OK, yes, the actual subtitle is The Final Reckoning, words which the villain mentions TWICE in the movie in some foreboding villain-speak .  I read an interesting article with director Christopher McQuarrie where he states that he doesn’t care if you can follow all the points of the plot in an MI movie!  He just wants you to get the gist.  Well, there was just enough recap to get us to the action scenes.

Because, let’s face it, these movies are about what ridiculous thing Tom Cruise does next.  It’s not enough that he is credited as one of the stunt fliers on the movie but he has to become the craziest wing-walker EVER, earning a Guinness world-record for flaming parachute jumps.

He has raised practical stunts to such a level that I was actually a little disappointed at the end of the ‘escape from the submarine’ as they conveniently skipped over how the former pickpocket (love Hayley Atwell though) successfully mushed a dog team by herself and found and retrieved Ethan Hunt from under all that ice when he literally stripped himself of all of his gear.  But, hey, I kept snacking and watching.

The AI bogeyman villain never made much sense but it did provide several scenes where everyone could look tense and do things exactly right that they had no clue about so that humans could defeat the AI.

At least there were several scenes with Tom Cruise running, which has to be a drinking game out there. If it’s not, it should be–a great way for college kids to get drunk very fast and stay that way.

It will be interesting to see what Tom Cruise does next.

Stranger Things Final Season (Netflix, 2025)

Note: This will have spoilers for the final season

Since the five seasons took nine years to unfold, it’s really something that this season incorporates flashbacks, or at least flashes, of the first seasons. You can really see how the cast has literally grown up together.

By the nature of the three-part release schedule we had to have two big cliffhangers before the finale, but it was a nice compromise between an-episode-a-week and we’ll-force-you-to-binge-so you-aren’t-spoiled.

Was this season perfect? Not by a mile, but it did resolve most of the things hanging over Hawkins.  Rather than a D&D fantasy the story ends up being more of an SF Horror movie like The Thing.

We learn that Vecna/Henry didn’t initially choose the evil path, but he did embrace it.  His death gave Joyce her moment in the finale.

We are given an ending that didn’t kill any main characters. It’s sad that Elle/Jane doesn’t get to stay with her friends and father but I choose to believe that was the extent of her self-sacrifice.

It was nice to see the next generation taking over the basement at the end; I appreciated having a dénouement that wasn’t rushed with the little glimpses of how the kids would continue to grow.  I wouldn’t have minded a little more with the older teens.
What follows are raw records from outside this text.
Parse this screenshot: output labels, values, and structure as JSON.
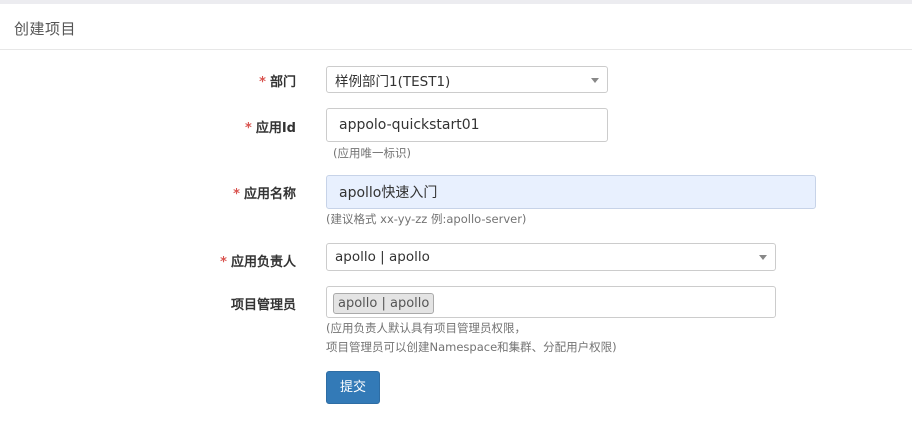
{
  "page": {
    "title": "创建项目"
  },
  "form": {
    "required_mark": "*",
    "department": {
      "label": "部门",
      "selected": "样例部门1(TEST1)"
    },
    "app_id": {
      "label": "应用Id",
      "value": "appolo-quickstart01",
      "help": "(应用唯一标识)"
    },
    "app_name": {
      "label": "应用名称",
      "value": "apollo快速入门",
      "help": "(建议格式 xx-yy-zz 例:apollo-server)"
    },
    "owner": {
      "label": "应用负责人",
      "selected": "apollo | apollo"
    },
    "admins": {
      "label": "项目管理员",
      "tags": [
        "apollo | apollo"
      ],
      "help_line1": "(应用负责人默认具有项目管理员权限，",
      "help_line2": "项目管理员可以创建Namespace和集群、分配用户权限)"
    },
    "submit_label": "提交"
  },
  "colors": {
    "primary_button": "#337ab7",
    "required_star": "#d9534f",
    "autofill_bg": "#e8f0fe"
  },
  "icons": {
    "dropdown": "chevron-down-icon"
  }
}
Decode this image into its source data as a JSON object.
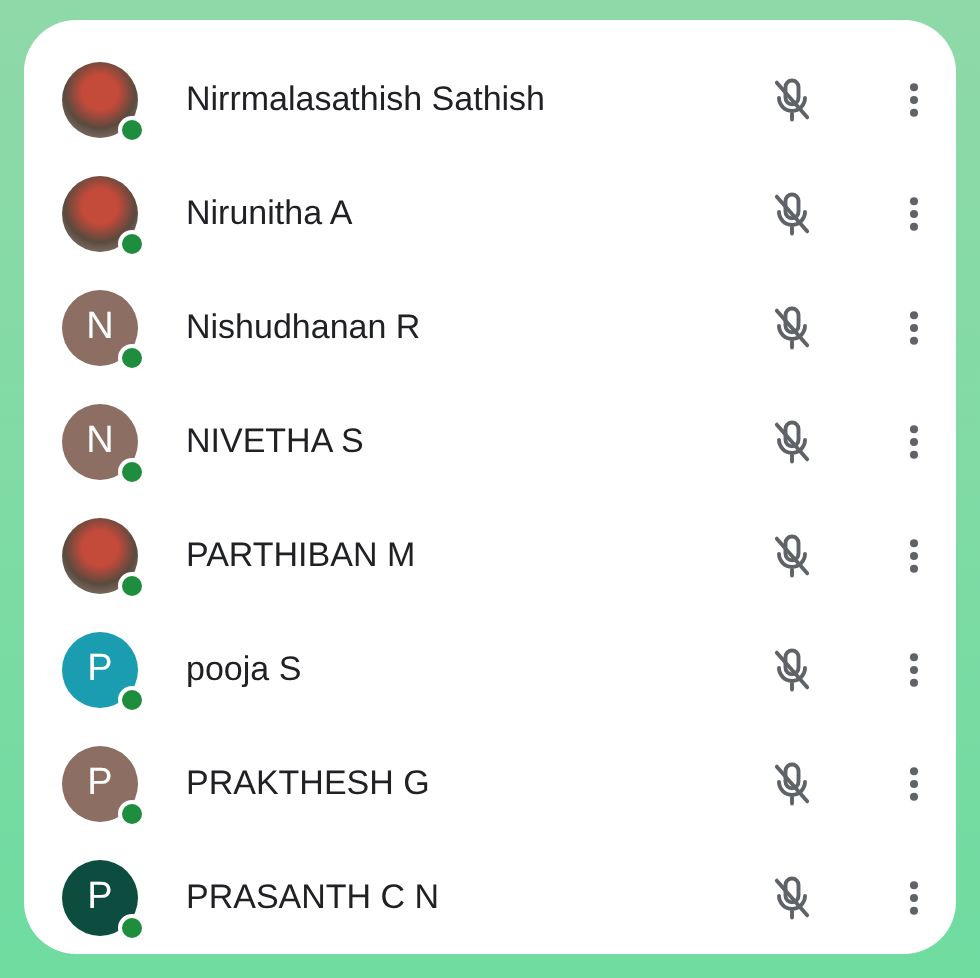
{
  "participants": [
    {
      "name": "Nirrmalasathish Sathish",
      "avatar": {
        "kind": "photo"
      },
      "online": true,
      "muted": true
    },
    {
      "name": "Nirunitha A",
      "avatar": {
        "kind": "photo"
      },
      "online": true,
      "muted": true
    },
    {
      "name": "Nishudhanan R",
      "avatar": {
        "kind": "letter",
        "letter": "N",
        "color": "#8d6e63"
      },
      "online": true,
      "muted": true
    },
    {
      "name": "NIVETHA S",
      "avatar": {
        "kind": "letter",
        "letter": "N",
        "color": "#8d6e63"
      },
      "online": true,
      "muted": true
    },
    {
      "name": "PARTHIBAN M",
      "avatar": {
        "kind": "photo"
      },
      "online": true,
      "muted": true
    },
    {
      "name": "pooja S",
      "avatar": {
        "kind": "letter",
        "letter": "P",
        "color": "#1a9db0"
      },
      "online": true,
      "muted": true
    },
    {
      "name": "PRAKTHESH G",
      "avatar": {
        "kind": "letter",
        "letter": "P",
        "color": "#8d6e63"
      },
      "online": true,
      "muted": true
    },
    {
      "name": "PRASANTH C N",
      "avatar": {
        "kind": "letter",
        "letter": "P",
        "color": "#0d4d3f"
      },
      "online": true,
      "muted": true
    }
  ]
}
I thought the restaurant scene with Hopper and Joyce was going to be the long awaited date with Robin and Vickie and that was the only part that semi-disappointed me.
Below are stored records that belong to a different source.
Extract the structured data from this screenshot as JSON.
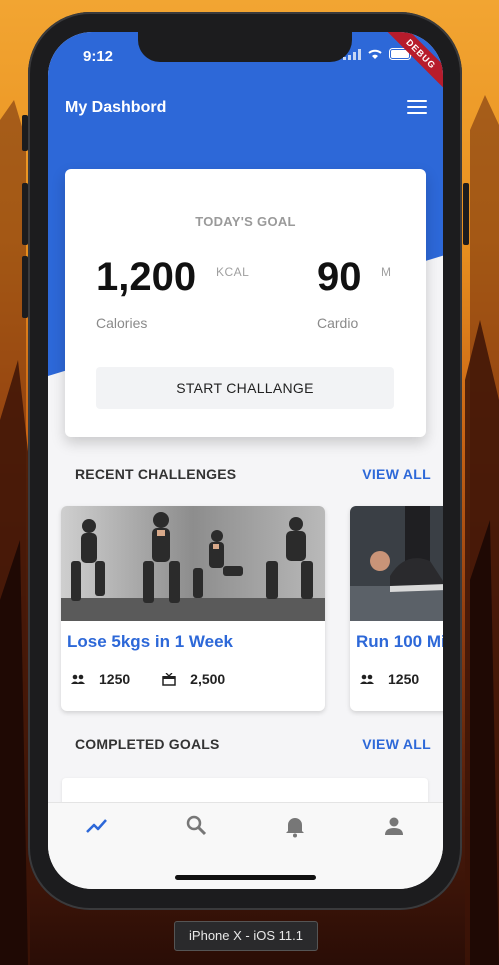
{
  "status_bar": {
    "time": "9:12",
    "debug_banner": "DEBUG"
  },
  "app_bar": {
    "title": "My Dashbord",
    "menu_icon": "menu-icon"
  },
  "goal_card": {
    "title": "TODAY'S GOAL",
    "calories": {
      "value": "1,200",
      "unit": "KCAL",
      "label": "Calories"
    },
    "cardio": {
      "value": "90",
      "unit": "M",
      "label": "Cardio"
    },
    "button_label": "START CHALLANGE"
  },
  "recent_challenges": {
    "heading": "RECENT CHALLENGES",
    "view_all": "VIEW ALL",
    "cards": [
      {
        "title": "Lose 5kgs in 1 Week",
        "participants": "1250",
        "reward": "2,500"
      },
      {
        "title": "Run 100 Mi",
        "participants": "1250"
      }
    ]
  },
  "completed_goals": {
    "heading": "COMPLETED GOALS",
    "view_all": "VIEW ALL"
  },
  "bottom_nav": {
    "items": [
      "trending-icon",
      "search-icon",
      "bell-icon",
      "person-icon"
    ],
    "active_color": "#2d68d8",
    "inactive_color": "#777777"
  },
  "device_label": "iPhone X - iOS 11.1",
  "colors": {
    "primary": "#2d68d8",
    "debug": "#b71c2c"
  }
}
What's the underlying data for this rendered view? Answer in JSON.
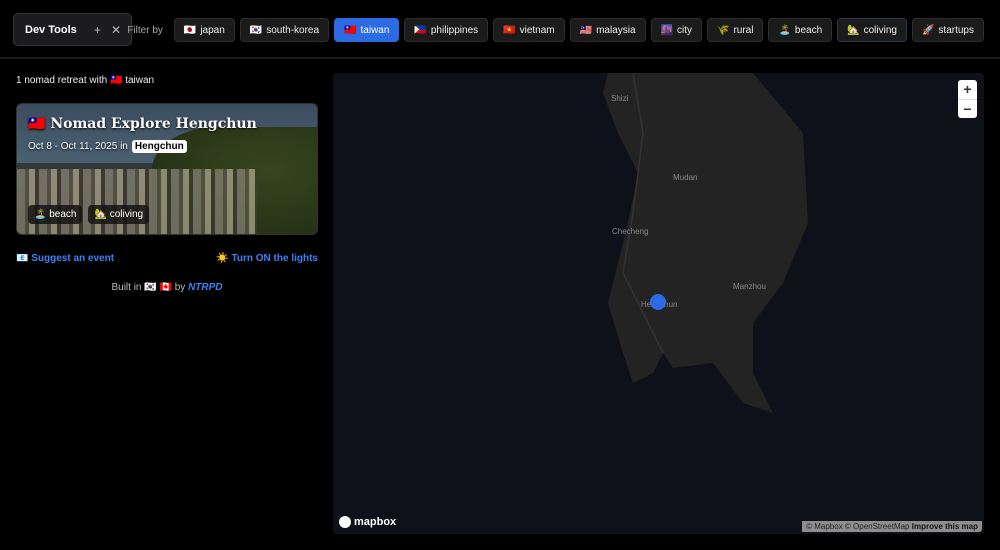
{
  "devtools": {
    "title": "Dev Tools",
    "add": "+",
    "close": "✕"
  },
  "filter": {
    "label": "Filter by",
    "chips": [
      {
        "icon": "🇯🇵",
        "label": "japan"
      },
      {
        "icon": "🇰🇷",
        "label": "south-korea"
      },
      {
        "icon": "🇹🇼",
        "label": "taiwan"
      },
      {
        "icon": "🇵🇭",
        "label": "philippines"
      },
      {
        "icon": "🇻🇳",
        "label": "vietnam"
      },
      {
        "icon": "🇲🇾",
        "label": "malaysia"
      },
      {
        "icon": "🌆",
        "label": "city"
      },
      {
        "icon": "🌾",
        "label": "rural"
      },
      {
        "icon": "🏝️",
        "label": "beach"
      },
      {
        "icon": "🏡",
        "label": "coliving"
      },
      {
        "icon": "🚀",
        "label": "startups"
      }
    ],
    "active": "taiwan"
  },
  "results": {
    "count_text": "1 nomad retreat with",
    "flag": "🇹🇼",
    "country": "taiwan"
  },
  "event": {
    "flag": "🇹🇼",
    "title": "Nomad Explore Hengchun",
    "dates": "Oct 8 - Oct 11, 2025 in",
    "city": "Hengchun",
    "tags": [
      {
        "icon": "🏝️",
        "label": "beach"
      },
      {
        "icon": "🏡",
        "label": "coliving"
      }
    ]
  },
  "links": {
    "suggest_icon": "📧",
    "suggest": "Suggest an event",
    "lights_icon": "☀️",
    "lights": "Turn ON the lights"
  },
  "footer": {
    "built": "Built in",
    "flags": "🇰🇷 🇨🇦",
    "by": "by",
    "author": "NTRPD"
  },
  "map": {
    "places": [
      "Shizi",
      "Mudan",
      "Checheng",
      "Hengchun",
      "Manzhou"
    ],
    "zoom_in": "+",
    "zoom_out": "−",
    "logo": "mapbox",
    "attribution": "© Mapbox © OpenStreetMap",
    "improve": "Improve this map"
  }
}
I will be curious to see what the Duffer Brothers come up with next for Netflix!

Starship Troopers 25th Anniversary Edition [4K] (2022)
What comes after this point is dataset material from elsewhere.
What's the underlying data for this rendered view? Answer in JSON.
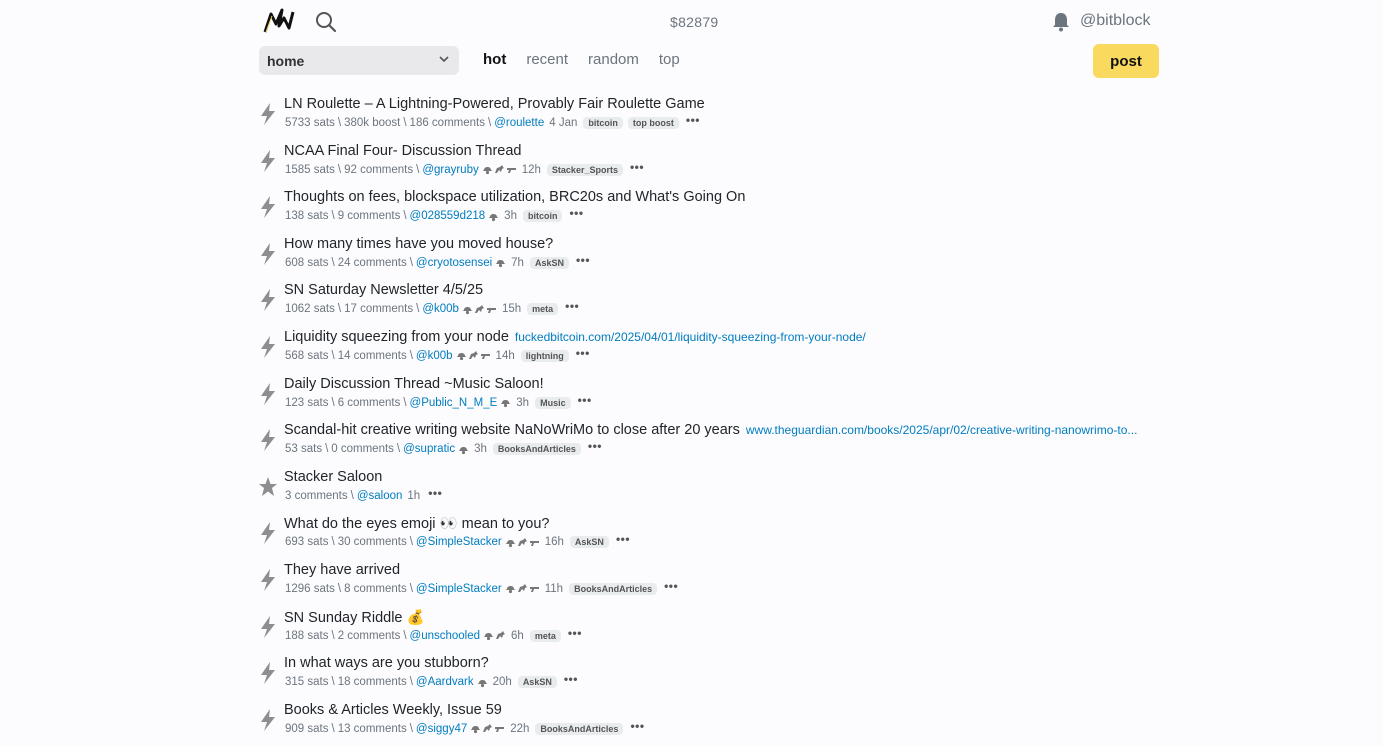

I’ve owned almost every edition of Starship Troopers that’s been released since 1997.  I just got the 25th Anniversary Steelbook case edition as I only recently bought a 4K television.

Apparently the scan to 4K was done from the original print in 2017 for the 20th Anniversary and this new anniversary edition has a latest kind of Dolby soundtrack.  All I know is: it looks absolutely gorgeous.  The sound was good enough that it unfortunately bothered the dog and I had to keep lowering it.

I admit I have not rewatched this film in many years.  It’s a ‘third-rail’ for fans of Robert A. Heinlein and it deviates from Heinlein’s plot and world-building in several significant ways.  I think that it’s a very good “B-movie” as long as you forget about Heinlein’s source material while watching.  The CGI/special effects are better than I remembered.

There’s always much talk about director Paul Verhoeven’s intent with the film, but there are really two views within the film.  The first is  the close telling of the characters. Watching this is the closest you get to Heinlein’s source, even though there are many deviations.  The second view is the one that I think many people misread.  The FedNet broadcasts/Menu choices are a filtered/propaganda view that reads like a fascist society trying to control its population.  Sadly, by not having the Powered Armor of the MI, Verhoeven doomed the movie to overwhelmingly be about a bunch of amazingly stupid military tactics that don’t make any sense and I think that weights the propaganda side more than it should.

It’s OK to enjoy this amazing-looking edition. Just go and read Heinlein’s book, too.